Green Group on the news! Anton and Ban's paper has been highlighted and featured on Materials360 Newsletter. Congratulations Anton and Ban!
Congratulations to Dr. Anton Li, who recently successfully defended his PhD thesis entitled "Morphological Design of Conjugated Polymer Thin Films for Charge Transport and Energy Conversion".
Congratulations to Dr. Junnan Zhao, who recently successfully defended her PhD thesis entitled "Morphological Design for Block Copolymer/Homopolymer Based Thin Film Blend Systems".
Congratulations to Dr. Jojo Amonoo, who recently successfully defended his PhD thesis entitled "Optimizing Energy Conversion in Organic Materials via Processing and Morphological Design".
Congratulations to Professor Green, who was elected a Fellow of the American Association for the Advancement of Science (AAAS). Professor Green has been elected for significant contributions toward understanding the structure and nanoscale properties of polymers and for the leadership in the field of materials.

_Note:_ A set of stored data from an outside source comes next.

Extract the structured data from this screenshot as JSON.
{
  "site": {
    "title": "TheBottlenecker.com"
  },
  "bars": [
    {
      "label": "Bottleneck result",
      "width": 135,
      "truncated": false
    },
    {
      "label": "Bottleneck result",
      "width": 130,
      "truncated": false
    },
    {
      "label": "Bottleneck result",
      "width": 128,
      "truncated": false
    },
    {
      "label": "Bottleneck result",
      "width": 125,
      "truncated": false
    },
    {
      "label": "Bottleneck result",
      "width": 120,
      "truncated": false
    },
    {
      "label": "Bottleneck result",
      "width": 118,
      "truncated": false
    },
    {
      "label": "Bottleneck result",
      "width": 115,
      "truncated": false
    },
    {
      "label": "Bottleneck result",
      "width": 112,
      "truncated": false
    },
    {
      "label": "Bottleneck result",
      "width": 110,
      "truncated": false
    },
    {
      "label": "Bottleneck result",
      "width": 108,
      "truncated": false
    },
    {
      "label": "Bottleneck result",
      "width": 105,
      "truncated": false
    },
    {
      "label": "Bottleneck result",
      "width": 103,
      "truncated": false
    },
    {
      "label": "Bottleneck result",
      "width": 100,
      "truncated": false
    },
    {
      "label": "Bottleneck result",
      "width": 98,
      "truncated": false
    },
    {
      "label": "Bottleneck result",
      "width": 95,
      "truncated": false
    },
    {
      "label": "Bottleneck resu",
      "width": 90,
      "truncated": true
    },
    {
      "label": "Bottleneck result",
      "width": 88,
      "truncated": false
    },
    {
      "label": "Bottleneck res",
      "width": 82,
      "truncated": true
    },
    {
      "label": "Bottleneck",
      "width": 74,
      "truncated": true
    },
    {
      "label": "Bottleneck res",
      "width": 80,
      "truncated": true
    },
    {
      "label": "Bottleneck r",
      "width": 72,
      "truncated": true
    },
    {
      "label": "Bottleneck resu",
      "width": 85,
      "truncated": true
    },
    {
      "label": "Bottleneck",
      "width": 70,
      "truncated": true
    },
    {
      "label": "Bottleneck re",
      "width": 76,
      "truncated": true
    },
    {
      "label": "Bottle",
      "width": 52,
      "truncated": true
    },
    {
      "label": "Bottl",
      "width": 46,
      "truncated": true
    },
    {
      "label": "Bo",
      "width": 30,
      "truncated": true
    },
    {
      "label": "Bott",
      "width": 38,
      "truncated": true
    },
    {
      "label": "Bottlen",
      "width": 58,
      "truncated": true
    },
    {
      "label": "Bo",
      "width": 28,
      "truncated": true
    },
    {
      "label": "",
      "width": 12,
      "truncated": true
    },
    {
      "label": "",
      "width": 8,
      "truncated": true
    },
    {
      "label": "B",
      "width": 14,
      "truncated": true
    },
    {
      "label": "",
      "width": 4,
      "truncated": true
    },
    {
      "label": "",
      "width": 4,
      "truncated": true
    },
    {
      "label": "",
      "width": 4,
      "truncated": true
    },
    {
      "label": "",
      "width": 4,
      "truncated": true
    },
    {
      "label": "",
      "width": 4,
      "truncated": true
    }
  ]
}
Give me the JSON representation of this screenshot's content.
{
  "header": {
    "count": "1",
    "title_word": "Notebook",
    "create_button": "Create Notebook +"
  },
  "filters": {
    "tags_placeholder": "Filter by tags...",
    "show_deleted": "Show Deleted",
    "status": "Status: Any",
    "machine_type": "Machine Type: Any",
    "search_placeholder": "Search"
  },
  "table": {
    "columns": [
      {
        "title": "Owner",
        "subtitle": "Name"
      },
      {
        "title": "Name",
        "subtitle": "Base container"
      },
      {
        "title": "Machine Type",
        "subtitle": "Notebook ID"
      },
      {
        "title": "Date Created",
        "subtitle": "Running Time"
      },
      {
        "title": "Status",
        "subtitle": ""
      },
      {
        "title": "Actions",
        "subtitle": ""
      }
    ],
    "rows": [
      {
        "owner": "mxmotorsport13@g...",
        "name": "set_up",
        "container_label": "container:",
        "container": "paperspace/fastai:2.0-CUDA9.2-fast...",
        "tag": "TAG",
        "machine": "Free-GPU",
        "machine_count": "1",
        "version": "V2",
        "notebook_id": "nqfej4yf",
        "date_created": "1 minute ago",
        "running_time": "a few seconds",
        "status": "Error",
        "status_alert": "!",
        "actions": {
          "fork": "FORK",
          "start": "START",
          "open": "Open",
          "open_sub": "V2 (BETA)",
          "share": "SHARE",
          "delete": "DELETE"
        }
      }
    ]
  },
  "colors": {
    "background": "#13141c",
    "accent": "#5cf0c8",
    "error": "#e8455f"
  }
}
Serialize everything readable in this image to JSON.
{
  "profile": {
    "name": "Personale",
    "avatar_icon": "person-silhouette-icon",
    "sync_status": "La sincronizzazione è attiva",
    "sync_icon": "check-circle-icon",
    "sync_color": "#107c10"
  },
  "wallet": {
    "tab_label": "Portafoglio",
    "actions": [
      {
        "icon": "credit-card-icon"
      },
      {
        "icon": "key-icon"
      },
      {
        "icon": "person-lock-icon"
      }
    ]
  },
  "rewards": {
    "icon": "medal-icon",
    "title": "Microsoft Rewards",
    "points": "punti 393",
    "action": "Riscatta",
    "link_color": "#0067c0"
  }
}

Congratulations to Dr. Peter Chung, who recently successfully defended his PhD thesis entitled "The Elastic Mechanical Properties of Supported Thin Polymer Films".
Congratulations to Dr. Bingyuan Huang, who recently successfully defended his PhD thesis entitled "Electrical Transport in Thin Film Systems for Energy Harvesting".
Congratulations to Dr. Bradley Frieberg, who recently successfully defended his PhD thesis entitled "Melt and Glassy Dynamics in Complex Polymer Systems: Miscible Blends and Star-shaped Polymer Films". Dr Frieberg will be working as a NRC Post-doc Reseach Fellow at NIST starting in summer 2014.
Congratulations to Dr. Hengxi Yang, who recently successfully defended his PhD thesis entitled "Dynamic Processes in Complex Polymeric Systems". Dr Yang will be working for 3M starting in summer 2014.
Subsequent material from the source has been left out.